Selain rumah dinas bupati, penyidik juga menggeledah sejumlah rumah tersangka dan kantor yang berkaitan dengan perkara. Lokasi tersebut meliputi apartemen di Jakarta, Kantor Dinas PU Pemalang, Kompleks Kantor Bupati Pemalang, serta beberapa rumah pribadi.
Dari rangkaian penggeledahan tersebut, KPK menyita empat unit sepeda motor berkapasitas mesin besar. Tiga unit ditemukan di Pemalang dan satu unit lainnya berada di rumah tersangka di Purworejo.
Penyidik juga menyita satu unit mobil, uang tunai dalam rupiah dan valuta asing, serta sejumlah buku tabungan. Bukti kepemilikan kendaraan, tanah dan bangunan turut diamankan untuk kebutuhan penyidikan.
Barang bukti lainnya berupa dokumen yang diduga berkaitan dengan perkara. KPK juga menyita barang bukti elektronik berupa telepon seluler dan flashdisk.

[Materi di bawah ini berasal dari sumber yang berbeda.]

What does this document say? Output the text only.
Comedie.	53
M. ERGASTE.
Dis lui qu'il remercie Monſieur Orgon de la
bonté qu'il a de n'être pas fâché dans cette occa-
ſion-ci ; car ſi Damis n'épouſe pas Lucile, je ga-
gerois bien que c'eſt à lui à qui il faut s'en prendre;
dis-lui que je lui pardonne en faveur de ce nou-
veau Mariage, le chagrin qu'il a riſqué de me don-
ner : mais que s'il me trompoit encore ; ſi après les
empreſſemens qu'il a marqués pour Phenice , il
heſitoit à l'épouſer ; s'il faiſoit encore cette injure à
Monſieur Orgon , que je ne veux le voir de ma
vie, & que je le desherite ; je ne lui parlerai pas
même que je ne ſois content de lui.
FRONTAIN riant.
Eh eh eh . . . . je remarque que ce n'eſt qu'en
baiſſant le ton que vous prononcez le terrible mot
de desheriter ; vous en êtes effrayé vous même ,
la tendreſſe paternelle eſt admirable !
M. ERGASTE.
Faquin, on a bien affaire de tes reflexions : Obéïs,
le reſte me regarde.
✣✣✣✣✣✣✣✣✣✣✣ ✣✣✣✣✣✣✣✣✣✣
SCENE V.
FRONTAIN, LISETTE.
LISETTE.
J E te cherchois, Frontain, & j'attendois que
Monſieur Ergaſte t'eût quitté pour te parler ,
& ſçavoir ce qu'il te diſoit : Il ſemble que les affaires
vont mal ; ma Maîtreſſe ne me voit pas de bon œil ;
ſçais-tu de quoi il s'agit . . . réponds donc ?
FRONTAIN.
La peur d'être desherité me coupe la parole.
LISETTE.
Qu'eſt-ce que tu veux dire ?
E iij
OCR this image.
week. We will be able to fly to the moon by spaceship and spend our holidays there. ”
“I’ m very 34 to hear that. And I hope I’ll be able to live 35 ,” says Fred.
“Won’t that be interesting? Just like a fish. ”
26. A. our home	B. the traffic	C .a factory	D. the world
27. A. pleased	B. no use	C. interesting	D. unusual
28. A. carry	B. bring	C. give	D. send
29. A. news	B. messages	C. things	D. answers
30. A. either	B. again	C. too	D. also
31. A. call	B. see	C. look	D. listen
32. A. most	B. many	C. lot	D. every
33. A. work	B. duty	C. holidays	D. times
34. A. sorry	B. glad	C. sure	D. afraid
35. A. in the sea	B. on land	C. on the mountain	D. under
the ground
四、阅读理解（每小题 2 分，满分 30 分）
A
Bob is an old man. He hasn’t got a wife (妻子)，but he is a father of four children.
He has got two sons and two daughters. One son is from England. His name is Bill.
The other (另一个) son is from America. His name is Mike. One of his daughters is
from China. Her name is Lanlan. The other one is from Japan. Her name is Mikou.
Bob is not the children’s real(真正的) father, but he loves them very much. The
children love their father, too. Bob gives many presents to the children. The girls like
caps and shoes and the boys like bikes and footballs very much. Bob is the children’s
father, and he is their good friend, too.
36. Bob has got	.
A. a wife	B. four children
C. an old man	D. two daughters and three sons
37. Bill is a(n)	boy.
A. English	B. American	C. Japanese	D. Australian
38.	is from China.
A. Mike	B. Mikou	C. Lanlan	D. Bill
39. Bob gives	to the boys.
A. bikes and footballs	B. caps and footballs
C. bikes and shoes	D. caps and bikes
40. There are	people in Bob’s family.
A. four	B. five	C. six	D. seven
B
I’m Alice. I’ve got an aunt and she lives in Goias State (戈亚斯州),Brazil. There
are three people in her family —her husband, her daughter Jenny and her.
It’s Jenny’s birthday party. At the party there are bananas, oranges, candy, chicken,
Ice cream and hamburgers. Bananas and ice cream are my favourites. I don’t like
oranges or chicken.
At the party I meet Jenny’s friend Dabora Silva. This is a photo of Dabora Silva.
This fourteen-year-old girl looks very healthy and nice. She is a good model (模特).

Khusus dari rumah dinas Bupati Pemalang, penyidik menemukan dan menyita emas serta logam mulia. KPK menyebut barang barang tersebut nantinya akan dikonfirmasi kepada pihak terkait dalam proses pemeriksaan.
Dalam perkara ini, KPK telah menahan empat orang. Mereka adalah Anom Widiyantoro, orang kepercayaannya Mohamad Haris alias Gus Haris, anggota Polri yang berdinas di KPK sebagai staf administrasi Setya Budi Dias Oktavianto, serta ayah Dias, Lilik Budi Suprianto.
Keempatnya ditahan untuk masa 20 hari pertama sejak 30 Juli hingga 18 Agustus 2026. Penahanan dilakukan di Rumah Tahanan Negara Cabang Gedung Merah Putih KPK.
Anom dan Haris disangkakan melanggar Pasal 12 huruf e dan atau Pasal 12B Undang Undang Pemberantasan Tindak Pidana Korupsi juncto Pasal 20 Undang Undang Nomor 1 Tahun 2023 tentang Kitab Undang Undang Hukum Pidana. Sementara Dias dan Lilik disangkakan melanggar Pasal 12 huruf e UU Tipikor juncto Pasal 20 UU KUHP.